Mango’s metamorphosis

Fashion retailer has designs on tripling its turnover over the next five years with new chain-store brands

Cristina Delgado
Delivery of new stock at a Mango store in Istanbul.
Delivery of new stock at a Mango store in Istanbul.KEREM UZEL (BLOOMBERG)

“We realized that the girls at our offices no longer wore Mango clothes, because they couldn’t always find the things they wanted to wear for work. So we decided to turn that around. And it’s working,” says Enric Casi, director general of Mango, summing up one of the strategic changes the company made in 2011.

“Before this, nearly 70 percent of the items available in stores were meant for special occasions, such as parties or events. Only the other 30 percent was for everyday use,” he adds. “Now, most of the collection is made up of garments that are more wearable on an everyday basis.”

This is just one example of Mango’s turnaround. But whatever the reason, it seems to be working: sales grew 20 percent in 2012, and profits soared by nearly 80 percent. And the metamorphosis has just begun: the company wants to triple its business in just five years.

The thing is, Mango no longer wants to play in the second division in a textile world where Zara is king. It wants to get into the big leagues, and go from 2012 turnover figures of over 1.6 billion euros to 4.97 billion in 2017. But how will it make that kind of leap? The company says it will do it through new lines of business — i.e. launching chain stores under different brands to reach a wider audience — and continuing with its international expansion.

We want to grow the company fivefold¨

But is there a secret weapon? According to Casi, it’s not just the type of garment on sale that has changed at Mango, it’s also the price strategy. There are no longer so many items on sale, and not nearly so many price tag changes. Instead, products hit the shelves at the cheapest price possible, and stay there.
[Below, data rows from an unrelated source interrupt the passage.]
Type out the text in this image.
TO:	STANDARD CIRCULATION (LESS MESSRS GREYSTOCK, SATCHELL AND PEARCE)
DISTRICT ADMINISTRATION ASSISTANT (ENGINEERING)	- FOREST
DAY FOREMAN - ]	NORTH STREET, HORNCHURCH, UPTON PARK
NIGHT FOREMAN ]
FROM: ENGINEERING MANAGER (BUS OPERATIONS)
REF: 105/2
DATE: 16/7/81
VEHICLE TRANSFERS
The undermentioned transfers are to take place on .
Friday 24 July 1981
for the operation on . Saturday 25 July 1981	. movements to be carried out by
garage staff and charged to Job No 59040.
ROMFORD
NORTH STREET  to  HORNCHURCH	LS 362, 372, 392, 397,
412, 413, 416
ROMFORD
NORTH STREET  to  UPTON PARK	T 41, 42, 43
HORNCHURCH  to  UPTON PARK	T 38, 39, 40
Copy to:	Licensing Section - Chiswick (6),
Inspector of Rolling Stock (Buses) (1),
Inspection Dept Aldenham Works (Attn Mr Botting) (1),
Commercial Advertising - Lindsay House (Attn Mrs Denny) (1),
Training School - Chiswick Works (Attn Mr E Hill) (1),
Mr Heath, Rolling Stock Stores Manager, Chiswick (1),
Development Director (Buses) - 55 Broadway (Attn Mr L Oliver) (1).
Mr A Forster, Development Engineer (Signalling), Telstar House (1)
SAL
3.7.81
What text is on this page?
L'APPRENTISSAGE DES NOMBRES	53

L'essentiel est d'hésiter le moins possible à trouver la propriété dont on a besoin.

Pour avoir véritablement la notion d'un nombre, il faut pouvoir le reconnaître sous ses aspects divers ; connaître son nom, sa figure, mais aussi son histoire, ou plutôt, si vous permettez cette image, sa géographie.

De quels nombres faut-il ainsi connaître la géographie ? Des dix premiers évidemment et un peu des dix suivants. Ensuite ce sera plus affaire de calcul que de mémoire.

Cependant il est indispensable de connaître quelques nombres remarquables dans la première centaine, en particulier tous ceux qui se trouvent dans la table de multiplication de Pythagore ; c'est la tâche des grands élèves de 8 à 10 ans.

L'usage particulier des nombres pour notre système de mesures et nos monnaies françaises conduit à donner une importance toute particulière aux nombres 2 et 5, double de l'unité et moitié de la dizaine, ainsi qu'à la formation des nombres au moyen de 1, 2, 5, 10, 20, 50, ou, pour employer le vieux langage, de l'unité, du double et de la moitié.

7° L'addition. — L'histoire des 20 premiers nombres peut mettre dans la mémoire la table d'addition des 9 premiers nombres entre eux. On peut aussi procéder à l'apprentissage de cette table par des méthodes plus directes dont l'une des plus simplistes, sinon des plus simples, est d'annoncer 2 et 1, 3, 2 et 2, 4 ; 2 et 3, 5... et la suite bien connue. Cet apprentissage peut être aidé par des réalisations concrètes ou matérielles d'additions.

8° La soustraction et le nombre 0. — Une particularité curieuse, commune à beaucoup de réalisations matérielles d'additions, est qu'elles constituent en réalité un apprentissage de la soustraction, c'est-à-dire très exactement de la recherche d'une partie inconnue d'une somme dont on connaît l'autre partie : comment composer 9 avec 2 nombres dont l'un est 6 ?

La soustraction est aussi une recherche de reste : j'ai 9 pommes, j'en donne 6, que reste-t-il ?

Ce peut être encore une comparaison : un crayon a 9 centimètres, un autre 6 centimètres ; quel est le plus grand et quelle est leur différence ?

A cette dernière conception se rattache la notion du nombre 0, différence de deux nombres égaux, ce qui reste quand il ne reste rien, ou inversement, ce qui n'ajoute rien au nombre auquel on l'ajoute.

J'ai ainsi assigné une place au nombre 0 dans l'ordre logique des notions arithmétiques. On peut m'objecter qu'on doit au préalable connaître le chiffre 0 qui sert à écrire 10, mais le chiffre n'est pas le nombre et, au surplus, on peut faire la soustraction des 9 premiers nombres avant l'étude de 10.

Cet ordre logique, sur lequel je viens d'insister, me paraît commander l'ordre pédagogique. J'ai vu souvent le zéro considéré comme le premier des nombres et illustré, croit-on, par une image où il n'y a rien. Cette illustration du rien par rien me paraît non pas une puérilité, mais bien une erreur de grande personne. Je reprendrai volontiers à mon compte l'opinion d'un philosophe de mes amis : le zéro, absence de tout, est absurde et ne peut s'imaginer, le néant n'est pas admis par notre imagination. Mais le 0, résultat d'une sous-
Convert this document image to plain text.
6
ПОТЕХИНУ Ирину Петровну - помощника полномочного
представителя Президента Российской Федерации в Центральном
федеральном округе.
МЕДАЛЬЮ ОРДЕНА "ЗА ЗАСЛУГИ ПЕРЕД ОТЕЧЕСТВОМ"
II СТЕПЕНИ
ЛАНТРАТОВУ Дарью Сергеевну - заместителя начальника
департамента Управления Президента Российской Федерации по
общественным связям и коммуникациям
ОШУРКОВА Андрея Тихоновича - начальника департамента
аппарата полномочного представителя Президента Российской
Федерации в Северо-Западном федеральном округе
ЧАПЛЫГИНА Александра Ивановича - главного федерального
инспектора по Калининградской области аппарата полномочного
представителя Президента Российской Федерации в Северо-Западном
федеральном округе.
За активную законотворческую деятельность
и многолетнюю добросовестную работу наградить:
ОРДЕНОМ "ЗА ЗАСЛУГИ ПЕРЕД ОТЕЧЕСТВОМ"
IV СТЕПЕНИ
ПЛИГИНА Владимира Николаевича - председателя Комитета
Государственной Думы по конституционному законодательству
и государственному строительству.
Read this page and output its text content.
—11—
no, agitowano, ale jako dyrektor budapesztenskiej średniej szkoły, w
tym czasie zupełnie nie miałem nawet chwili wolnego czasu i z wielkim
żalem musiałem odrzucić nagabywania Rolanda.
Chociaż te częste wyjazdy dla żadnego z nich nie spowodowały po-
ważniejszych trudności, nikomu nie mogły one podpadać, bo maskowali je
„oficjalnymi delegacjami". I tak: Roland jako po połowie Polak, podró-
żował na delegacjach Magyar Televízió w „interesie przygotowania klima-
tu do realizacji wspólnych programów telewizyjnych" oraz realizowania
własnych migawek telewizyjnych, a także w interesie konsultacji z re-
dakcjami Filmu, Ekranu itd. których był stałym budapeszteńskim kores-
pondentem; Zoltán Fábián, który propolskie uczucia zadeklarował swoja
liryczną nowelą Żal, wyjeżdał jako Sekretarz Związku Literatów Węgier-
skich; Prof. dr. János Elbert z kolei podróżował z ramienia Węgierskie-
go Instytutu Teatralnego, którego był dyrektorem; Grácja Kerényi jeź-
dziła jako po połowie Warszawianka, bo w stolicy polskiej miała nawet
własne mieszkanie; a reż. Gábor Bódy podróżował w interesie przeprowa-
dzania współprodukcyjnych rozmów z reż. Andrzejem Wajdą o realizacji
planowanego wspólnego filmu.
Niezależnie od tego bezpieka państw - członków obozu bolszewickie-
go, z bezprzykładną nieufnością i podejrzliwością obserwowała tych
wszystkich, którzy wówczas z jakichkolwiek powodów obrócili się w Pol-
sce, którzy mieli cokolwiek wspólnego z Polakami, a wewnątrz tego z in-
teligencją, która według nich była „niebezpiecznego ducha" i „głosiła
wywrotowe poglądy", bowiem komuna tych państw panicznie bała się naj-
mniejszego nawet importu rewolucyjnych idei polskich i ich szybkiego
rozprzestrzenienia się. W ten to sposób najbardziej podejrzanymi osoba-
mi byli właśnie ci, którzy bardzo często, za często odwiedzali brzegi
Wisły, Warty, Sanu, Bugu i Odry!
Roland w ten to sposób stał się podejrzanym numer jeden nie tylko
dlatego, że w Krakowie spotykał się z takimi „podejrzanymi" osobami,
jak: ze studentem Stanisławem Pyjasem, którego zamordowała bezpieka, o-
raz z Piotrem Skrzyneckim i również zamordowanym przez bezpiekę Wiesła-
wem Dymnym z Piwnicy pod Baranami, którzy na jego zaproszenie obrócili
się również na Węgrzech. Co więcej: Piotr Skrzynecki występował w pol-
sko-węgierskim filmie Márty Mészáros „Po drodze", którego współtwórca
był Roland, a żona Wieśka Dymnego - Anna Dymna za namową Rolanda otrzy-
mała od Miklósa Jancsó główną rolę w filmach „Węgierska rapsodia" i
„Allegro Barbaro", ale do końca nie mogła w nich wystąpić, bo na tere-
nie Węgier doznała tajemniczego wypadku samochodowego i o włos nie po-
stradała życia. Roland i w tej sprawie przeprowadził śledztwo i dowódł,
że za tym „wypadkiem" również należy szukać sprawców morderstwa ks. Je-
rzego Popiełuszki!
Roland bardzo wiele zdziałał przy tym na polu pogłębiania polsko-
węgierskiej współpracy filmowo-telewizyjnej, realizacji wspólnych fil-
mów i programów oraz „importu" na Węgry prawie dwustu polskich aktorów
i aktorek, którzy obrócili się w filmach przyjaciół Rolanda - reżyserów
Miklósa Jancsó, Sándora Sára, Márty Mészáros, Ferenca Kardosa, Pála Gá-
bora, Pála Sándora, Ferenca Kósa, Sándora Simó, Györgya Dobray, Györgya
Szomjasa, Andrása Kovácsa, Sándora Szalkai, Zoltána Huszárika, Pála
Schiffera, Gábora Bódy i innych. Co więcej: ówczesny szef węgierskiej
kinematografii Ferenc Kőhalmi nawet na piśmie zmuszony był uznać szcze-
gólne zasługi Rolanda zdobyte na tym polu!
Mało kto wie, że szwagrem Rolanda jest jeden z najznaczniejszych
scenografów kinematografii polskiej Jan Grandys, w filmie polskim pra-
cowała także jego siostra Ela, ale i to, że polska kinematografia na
The interior decoration at stores has been altered as well: rather than minimalist displays, the shelves are fuller and there are several sizes of any one item available on racks. “There is more self-service, which is what customers wanted,” says Casi.

Founded in Barcelona in 1984, Mango is present in 109 countries and boasts 2,598 sales points. Franchises play a vital role in international expansion, especially in countries such as Saudi Arabia or the US. In fact, 52.2 percent of sales space corresponds to franchises.

Mango no longer wants to play in the second division in a textile world where Zara is king¨

All this has enabled Mango to post a turnover of 1.69 billion euros in 2012. This makes the 100-percent Spanish-owned company a heavyweight in its own country, perhaps even in Europe — but certainly not in the world. Inditex, owner of Zara, saw turnover of 15.94 billion euros last year, while GAP’s was around 11.75 billion euros. But Mango execs are optimistic. “We want to grow the company fivefold in the coming years,” company president Isak Andic writes in the 2012 corporate report.

And yes, there is a secret weapon: becoming a group, rather than a company. If Inditex has Zara, Bershka and Massimo Dutti, Mango will have Violeta and Rebels, scheduled for launch in 2014.

The first brand will specialize in larger sizes, while the second one is aimed at the 14-to-20 age segment.

But growth will have a price. How will Mango foot the bill? “With our own resources,” says Casi. Mango’s debt currently stands at 1.08 billion euros, most of it long-term. Yet the company is not considering a public offering.

“Being listed on the stock market can be useful if you are a company with huge financing needs or if you have a very broad family structure with internal power struggles,” says Casi. “But that’s not our case.”